Let's take advantage of the Dataset class we defined in the previous article to accomplish the preprocessing:

  • Load data from CSV to a dataframe.
  • Split the data to train, dev and test splits.
  • Populate _train, _dev and _test class attributes. Note that these attributes should be a list of dictionary, or an iterator over mapping like HuggingFace Dataset, to make it work.

This is all done through the __init__ method, which is the only method we have to implement.

import pandas as pd
from dspy.datasets.dataset import Dataset

class CSVDataset(Dataset):
    def __init__(self, file_path, *args, **kwargs) -> None:
        super().__init__(*args, **kwargs)

        df = pd.read_csv(file_path)
        self._train = df.iloc[0:700].to_dict(orient='records')

        self._dev = df.iloc[700:].to_dict(orient='records')

dataset = CSVDataset("sample.csv")
print(dataset.train[:3])
Output:
[Example({'context': nan, 'question': 'Which is a species of fish? Tope or Rope', 'answer': 'Tope'}) (input_keys={'question', 'context'}),
 Example({'context': nan, 'question': 'Why can camels survive for long without water?', 'answer': 'Camels use the fat in their humps to keep them filled with energy and hydration for long periods of time.'}) (input_keys={'question', 'context'}),
 Example({'context': nan, 'question': "Alice's parents have three daughters: Amy, Jessy, and what’s the name of the third daughter?", 'answer': 'The name of the third daughter is Alice'}) (input_keys={'question', 'context'})]

Let's understand the code step by step:

  • It inherits the base Dataset class from DSPy. This inherits all the useful data loading/processing functionality.
  • We load the data in CSV into a DataFrame.
  • We get the train split i.e first 700 rows in the DataFrame and convert it to lists of dicts using to_dict(orient='records') method and is then assigned to self._train.
  • We get the dev split i.e first 300 rows in the DataFrame and convert it to lists of dicts using to_dict(orient='records') method and is then assigned to self._dev.

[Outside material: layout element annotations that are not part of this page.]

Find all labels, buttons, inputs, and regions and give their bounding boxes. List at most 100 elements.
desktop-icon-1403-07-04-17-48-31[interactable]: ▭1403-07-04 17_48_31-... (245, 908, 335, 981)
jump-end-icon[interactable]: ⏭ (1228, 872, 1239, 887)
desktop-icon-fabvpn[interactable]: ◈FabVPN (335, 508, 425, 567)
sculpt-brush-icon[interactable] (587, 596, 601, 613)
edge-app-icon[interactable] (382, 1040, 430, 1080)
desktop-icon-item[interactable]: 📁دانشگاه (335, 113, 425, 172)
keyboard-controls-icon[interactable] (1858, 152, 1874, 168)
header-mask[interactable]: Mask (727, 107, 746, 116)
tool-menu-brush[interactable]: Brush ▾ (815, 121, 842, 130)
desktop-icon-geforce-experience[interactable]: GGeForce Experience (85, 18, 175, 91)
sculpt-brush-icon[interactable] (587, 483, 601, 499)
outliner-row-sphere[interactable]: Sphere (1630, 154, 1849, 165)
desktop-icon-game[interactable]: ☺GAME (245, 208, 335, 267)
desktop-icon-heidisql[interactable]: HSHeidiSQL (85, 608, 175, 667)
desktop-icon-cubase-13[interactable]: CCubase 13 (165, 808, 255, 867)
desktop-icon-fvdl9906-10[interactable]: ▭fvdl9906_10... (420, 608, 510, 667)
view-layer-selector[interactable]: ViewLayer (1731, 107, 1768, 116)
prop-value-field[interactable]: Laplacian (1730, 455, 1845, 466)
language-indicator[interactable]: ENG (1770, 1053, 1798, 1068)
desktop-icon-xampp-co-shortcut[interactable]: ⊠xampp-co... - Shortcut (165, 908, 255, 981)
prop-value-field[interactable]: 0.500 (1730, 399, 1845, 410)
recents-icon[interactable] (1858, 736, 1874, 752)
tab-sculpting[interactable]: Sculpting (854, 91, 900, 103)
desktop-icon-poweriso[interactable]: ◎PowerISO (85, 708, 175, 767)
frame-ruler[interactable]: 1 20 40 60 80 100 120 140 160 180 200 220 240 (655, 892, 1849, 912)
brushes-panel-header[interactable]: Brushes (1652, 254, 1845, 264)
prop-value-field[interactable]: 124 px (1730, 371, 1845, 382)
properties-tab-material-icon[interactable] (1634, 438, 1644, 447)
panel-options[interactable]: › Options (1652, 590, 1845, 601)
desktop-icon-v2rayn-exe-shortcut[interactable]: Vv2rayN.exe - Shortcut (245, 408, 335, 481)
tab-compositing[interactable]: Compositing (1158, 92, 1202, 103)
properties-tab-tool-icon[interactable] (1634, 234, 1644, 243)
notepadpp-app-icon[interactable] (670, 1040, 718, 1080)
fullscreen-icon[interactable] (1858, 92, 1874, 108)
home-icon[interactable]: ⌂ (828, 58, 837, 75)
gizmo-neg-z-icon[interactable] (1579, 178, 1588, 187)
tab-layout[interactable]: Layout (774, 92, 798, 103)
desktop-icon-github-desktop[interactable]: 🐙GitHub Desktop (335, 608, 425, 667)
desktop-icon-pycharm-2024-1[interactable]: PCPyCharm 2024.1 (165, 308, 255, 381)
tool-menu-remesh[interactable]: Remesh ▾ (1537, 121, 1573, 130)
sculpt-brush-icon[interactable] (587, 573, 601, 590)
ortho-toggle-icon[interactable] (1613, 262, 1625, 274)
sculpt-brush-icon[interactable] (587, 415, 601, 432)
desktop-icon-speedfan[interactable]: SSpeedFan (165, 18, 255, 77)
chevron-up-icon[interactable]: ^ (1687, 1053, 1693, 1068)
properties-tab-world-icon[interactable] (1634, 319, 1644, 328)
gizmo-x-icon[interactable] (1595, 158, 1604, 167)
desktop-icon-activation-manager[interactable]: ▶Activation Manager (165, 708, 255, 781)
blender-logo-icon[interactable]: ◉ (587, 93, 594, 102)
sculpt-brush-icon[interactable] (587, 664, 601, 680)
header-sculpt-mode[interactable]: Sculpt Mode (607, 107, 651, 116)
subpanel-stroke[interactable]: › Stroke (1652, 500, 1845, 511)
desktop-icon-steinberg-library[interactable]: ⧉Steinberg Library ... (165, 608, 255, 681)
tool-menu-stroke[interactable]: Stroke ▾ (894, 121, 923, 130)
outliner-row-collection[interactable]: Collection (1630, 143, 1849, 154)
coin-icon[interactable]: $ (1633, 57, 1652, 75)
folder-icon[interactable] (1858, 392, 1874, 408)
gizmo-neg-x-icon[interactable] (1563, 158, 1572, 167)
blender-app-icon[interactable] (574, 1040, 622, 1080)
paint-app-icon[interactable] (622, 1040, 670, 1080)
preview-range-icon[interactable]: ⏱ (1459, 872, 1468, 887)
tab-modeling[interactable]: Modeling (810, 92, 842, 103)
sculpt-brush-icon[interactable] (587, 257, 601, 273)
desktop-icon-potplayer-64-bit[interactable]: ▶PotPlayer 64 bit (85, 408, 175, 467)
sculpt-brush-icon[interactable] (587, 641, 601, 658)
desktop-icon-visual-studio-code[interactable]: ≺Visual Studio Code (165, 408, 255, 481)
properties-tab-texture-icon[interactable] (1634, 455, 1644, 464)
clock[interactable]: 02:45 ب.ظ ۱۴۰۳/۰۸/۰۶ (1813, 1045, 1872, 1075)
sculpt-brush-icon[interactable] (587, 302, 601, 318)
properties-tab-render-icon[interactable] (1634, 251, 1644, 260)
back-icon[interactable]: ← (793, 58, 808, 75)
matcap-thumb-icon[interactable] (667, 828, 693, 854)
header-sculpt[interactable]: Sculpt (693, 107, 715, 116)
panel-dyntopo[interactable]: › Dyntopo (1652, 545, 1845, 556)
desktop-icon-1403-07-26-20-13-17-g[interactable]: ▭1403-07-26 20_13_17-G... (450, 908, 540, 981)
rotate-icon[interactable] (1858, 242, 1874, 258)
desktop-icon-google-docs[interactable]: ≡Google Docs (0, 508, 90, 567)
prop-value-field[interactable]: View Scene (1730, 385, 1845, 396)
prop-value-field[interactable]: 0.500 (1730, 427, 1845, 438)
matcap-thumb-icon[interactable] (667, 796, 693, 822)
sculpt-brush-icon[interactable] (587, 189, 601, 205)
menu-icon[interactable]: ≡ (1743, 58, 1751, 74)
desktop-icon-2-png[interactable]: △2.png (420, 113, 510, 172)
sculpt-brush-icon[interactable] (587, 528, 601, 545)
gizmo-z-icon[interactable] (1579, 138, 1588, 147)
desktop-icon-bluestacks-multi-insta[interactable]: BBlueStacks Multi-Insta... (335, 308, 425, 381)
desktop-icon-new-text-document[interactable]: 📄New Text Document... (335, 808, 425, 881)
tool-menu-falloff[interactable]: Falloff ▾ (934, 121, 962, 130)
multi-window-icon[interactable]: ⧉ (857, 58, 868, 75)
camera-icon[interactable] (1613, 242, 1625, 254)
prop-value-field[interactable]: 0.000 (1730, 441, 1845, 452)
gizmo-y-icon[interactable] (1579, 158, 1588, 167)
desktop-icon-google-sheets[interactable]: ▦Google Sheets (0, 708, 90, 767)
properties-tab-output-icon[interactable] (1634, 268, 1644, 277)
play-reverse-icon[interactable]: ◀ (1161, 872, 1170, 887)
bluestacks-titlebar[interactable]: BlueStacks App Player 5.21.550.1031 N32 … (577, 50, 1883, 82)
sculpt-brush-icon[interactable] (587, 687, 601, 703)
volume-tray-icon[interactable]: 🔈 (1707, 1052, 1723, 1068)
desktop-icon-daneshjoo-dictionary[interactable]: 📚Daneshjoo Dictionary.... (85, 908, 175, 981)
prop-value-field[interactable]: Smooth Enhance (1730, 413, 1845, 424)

Using the Dataset base class now makes loading custom datasets incredibly easy and avoids having to write all that boilerplate code ourselves for every new dataset.

Caution

We did not populate _test attribute in the above code, which is fine and won't cause any unnecessary error as such. However it'll give you an error if you try to access the test split.

dataset.test[:5]

---------------------------------------------------------------------------
AttributeError                            Traceback (most recent call last)
<ipython-input-59-5202f6de3c7b> in <cell line: 1>()
----> 1 dataset.test[:5]

/usr/local/lib/python3.10/dist-packages/dspy/datasets/dataset.py in test(self)
    51     def test(self):
    52         if not hasattr(self, '_test_'):
---> 53             self._test_ = self._shuffle_and_sample('test', self._test, self.test_size, self.test_seed)
    54 
    55         return self._test_

AttributeError: 'CSVDataset' object has no attribute '_test'

To prevent that you'll just need to make sure _test is not None and populated with the appropriate data.

You can override the methods in Dataset class to customize your class even more.

In summary, the Dataset base class provides a simplistic way to load and preprocess custom datasets with minimal code!